For the synthetic VFHQ-Test, the quantitative results are shown in Tab. 1. The results indicate that our method achieves state-of-the-art performance on all perceptual metrics. Specifically, our StableBFVR achieves the best performance regarding LPIPS, indicating that the perceptual quality of restored face videos is closest to ground truth. Moreover, StableBFVR also obtains the best results of NIQE, MUSIQ, and CLIP-IQA, showing that the outputs better align with human visual and perceptive systems. To assess the generalization ability, we extend the evaluation of our model to the real-world dataset WebVideo-Test. StableBFVR exhibits superior performance across all three metrics NIQE, MUSIQ, and CLIP-IQA, showing its remarkable generalization capability. Furthermore, compared with video restoration methods, BFIR methods also show satisfactory performance, suggesting the importance of generative prior in the scenery of unknown degradations in the real world.
Table 1. Quantitative comparison on VFHQ-Test and WebVideo-Test for blind face video restoration.
For the synthetic VFHQ-Test, as shown in Fig. 3. Compared with video restoration methods, our method recovers faithful details in the eyes, mouth, beard etc. Our method treats the input as a whole in restoration and performs well in all regions. Our method can aggregate information from other frames to improve performance.
Figure 3. Visual comparison results of different methods on the VFHQ-Test.
For WebVideo-Test, our method produces realistic facial textures in the case of complicated real-world degradation. As shown in the last column of Fig. 4, previous BRIR methods fail to restore the hair textures on the image boundary, while ours is successful. Compared with video restoration methods, our method produces significantly more texture detail.
Figure 4. Visual comparison results of different methods on the real-world dataset WebVideo-Test.
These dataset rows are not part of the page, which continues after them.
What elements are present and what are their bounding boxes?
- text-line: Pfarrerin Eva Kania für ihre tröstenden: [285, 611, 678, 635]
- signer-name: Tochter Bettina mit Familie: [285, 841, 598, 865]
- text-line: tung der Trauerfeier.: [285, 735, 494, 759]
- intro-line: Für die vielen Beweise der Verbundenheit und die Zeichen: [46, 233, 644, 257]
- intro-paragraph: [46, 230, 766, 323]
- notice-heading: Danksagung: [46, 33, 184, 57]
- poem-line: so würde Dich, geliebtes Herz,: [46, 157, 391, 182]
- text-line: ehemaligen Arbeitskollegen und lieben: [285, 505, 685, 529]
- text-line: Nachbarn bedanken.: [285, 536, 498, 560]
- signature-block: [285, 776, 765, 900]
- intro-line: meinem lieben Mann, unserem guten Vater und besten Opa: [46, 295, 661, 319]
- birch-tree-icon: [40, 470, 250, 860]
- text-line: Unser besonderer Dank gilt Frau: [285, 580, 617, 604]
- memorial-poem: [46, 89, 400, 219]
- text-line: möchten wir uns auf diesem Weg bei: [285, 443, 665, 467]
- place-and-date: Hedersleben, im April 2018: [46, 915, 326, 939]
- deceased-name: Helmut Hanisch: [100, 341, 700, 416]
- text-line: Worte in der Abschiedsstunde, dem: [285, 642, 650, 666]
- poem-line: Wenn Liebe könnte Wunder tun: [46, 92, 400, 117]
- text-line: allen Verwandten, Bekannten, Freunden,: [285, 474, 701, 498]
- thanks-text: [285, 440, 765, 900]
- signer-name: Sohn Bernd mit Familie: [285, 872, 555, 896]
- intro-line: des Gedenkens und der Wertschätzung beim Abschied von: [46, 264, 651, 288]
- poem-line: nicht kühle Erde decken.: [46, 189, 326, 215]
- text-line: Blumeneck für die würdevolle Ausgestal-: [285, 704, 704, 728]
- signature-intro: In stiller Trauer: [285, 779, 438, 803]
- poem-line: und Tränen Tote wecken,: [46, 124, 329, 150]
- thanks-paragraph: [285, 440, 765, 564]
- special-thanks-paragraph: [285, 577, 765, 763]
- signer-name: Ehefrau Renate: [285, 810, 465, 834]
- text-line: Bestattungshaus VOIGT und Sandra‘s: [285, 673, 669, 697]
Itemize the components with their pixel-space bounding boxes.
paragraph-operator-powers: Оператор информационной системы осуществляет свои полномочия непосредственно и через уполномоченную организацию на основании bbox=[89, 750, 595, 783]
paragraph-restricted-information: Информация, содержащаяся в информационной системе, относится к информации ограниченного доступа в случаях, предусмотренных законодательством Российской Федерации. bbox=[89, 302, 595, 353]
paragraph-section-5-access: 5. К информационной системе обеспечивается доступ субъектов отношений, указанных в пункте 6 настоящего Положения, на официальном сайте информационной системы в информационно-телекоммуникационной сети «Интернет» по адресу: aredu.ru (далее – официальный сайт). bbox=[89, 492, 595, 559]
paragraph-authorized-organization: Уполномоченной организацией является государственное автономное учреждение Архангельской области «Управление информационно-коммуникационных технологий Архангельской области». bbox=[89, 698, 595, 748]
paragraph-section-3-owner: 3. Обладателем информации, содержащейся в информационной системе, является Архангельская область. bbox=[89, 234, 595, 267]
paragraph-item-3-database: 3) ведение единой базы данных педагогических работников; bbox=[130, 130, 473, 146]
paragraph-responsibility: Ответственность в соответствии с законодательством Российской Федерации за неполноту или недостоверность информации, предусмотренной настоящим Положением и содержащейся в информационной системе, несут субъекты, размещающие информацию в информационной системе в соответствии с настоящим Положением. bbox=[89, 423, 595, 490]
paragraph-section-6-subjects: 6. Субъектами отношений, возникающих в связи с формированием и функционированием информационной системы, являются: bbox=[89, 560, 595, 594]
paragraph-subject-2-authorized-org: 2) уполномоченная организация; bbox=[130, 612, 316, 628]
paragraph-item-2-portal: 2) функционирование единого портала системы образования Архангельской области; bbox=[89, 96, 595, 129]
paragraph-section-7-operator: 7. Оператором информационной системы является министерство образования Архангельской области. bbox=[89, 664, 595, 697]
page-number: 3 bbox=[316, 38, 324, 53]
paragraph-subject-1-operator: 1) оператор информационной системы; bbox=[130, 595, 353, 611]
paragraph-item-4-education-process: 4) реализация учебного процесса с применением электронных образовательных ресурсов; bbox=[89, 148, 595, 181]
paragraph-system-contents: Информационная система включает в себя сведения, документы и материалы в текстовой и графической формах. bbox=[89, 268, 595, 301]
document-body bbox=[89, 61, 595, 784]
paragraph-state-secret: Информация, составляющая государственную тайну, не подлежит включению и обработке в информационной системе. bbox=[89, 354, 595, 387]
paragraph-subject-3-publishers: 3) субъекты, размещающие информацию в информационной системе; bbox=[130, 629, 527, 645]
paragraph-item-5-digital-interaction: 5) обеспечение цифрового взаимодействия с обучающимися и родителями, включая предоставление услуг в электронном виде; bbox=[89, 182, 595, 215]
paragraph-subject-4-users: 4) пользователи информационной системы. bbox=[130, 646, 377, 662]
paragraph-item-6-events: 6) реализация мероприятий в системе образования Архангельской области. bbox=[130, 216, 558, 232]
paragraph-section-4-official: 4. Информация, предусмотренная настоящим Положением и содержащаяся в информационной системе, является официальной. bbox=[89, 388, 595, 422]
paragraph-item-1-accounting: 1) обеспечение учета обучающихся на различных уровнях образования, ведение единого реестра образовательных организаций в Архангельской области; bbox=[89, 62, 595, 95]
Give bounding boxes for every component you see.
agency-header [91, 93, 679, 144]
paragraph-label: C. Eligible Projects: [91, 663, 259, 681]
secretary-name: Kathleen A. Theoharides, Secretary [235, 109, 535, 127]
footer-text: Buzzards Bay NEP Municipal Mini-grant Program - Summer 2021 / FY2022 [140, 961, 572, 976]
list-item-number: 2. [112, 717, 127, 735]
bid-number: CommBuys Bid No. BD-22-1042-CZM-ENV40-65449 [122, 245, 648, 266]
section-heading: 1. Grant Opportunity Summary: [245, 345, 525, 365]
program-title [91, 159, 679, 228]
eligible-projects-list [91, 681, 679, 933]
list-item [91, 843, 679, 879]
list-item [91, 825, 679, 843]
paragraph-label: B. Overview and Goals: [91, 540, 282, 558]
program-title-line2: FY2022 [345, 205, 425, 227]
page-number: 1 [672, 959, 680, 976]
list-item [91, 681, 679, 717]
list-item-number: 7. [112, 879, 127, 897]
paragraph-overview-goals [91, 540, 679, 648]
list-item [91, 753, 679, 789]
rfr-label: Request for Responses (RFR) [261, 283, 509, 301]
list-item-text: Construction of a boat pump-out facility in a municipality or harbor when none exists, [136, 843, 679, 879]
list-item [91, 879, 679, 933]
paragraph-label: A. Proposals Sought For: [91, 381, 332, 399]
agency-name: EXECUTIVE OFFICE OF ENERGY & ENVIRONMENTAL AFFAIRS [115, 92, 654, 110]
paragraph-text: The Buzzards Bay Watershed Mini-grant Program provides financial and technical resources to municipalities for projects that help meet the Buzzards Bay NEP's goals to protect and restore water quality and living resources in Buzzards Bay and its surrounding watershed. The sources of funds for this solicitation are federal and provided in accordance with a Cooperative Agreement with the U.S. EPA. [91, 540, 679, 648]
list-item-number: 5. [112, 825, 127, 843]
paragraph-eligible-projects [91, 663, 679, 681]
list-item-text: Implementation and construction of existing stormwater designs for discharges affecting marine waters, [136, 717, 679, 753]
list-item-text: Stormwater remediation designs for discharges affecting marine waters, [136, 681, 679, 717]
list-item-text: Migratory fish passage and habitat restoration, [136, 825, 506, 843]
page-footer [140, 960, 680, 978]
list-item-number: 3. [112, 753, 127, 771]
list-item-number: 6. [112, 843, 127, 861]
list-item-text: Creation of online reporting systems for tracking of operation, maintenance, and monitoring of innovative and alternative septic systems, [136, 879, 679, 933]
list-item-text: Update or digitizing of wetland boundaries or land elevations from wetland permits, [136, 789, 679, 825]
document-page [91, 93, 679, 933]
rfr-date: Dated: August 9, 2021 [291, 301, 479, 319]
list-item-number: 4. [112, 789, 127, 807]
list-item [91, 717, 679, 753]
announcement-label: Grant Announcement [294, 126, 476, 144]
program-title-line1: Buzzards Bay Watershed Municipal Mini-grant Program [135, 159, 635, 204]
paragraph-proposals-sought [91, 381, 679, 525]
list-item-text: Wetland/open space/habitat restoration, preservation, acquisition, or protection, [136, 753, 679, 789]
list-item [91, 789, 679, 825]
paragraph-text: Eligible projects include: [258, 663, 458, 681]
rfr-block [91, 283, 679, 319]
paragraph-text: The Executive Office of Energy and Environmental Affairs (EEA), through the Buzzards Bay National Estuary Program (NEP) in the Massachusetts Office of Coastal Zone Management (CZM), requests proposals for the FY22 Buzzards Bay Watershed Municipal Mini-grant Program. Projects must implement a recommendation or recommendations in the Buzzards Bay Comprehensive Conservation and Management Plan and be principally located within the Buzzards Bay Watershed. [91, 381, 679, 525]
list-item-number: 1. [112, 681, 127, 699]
To thoroughly verify our method, we visualize the consecutive frames generated by different methods in Fig. 5. It is observed that, although sequences restored by BFIR methods exhibit realistic texture, there are noticeable differences between the textures of continuous frames. Conversely, sequences restored by video restoration methods demonstrate commendable temporal consistency but tend to be excessively smooth, lacking textures. StableBFVR strikes a favorable balance, reconstructing more textures, while simultaneously preserving temporal consistency.
Figure 5. Visual comparisons of the temporal consistency for restored videos. (a) GFP-GAN, (b) CodeFormer, (c) DiffBIR, (d) RestoreFormer, (e) BaiscVSR++[2], (f) RVRT, (g) DSTNet, (h) Ours.
In this work, we tackle the BFVR problem for the first time. We propose StableBFVR leveraging the strong generative prior from the pre-trained generative model Stable Diffusion to restore face videos with realistic details. To ensure content consistency among frames and use multi-frame information for improved restoration, we develop Shift-Resblock and Nearby-Frame Attention to aggregate both long-term and short-term information. Additionally, we propose a Degradation-Aware Prompt Module to dynamically guide the restoration process and further enhance performance. Extensive experiments show that our StableBFVR achieves superior performance than video restoration methods and blind face image restoration methods.
https://openreview.net/forum?id=qaIS3nvAem
[1] Robin Rombach, Andreas Blattmann, Dominik Lorenz, Patrick Esser, and Björn Ommer. 2022. High-resolution image synthesis with latent diffusion models. In IEEE Conference on Computer Vision and Pattern Recognition.
[2] Kelvin CK Chan, Shangchen Zhou, Xiangyu Xu, and Chen Change Loy. 2022. Basicvsr++: Improving video super-resolution with enhanced propagation and alignment. In IEEE Conference on Computer Vision and Pattern Recognition.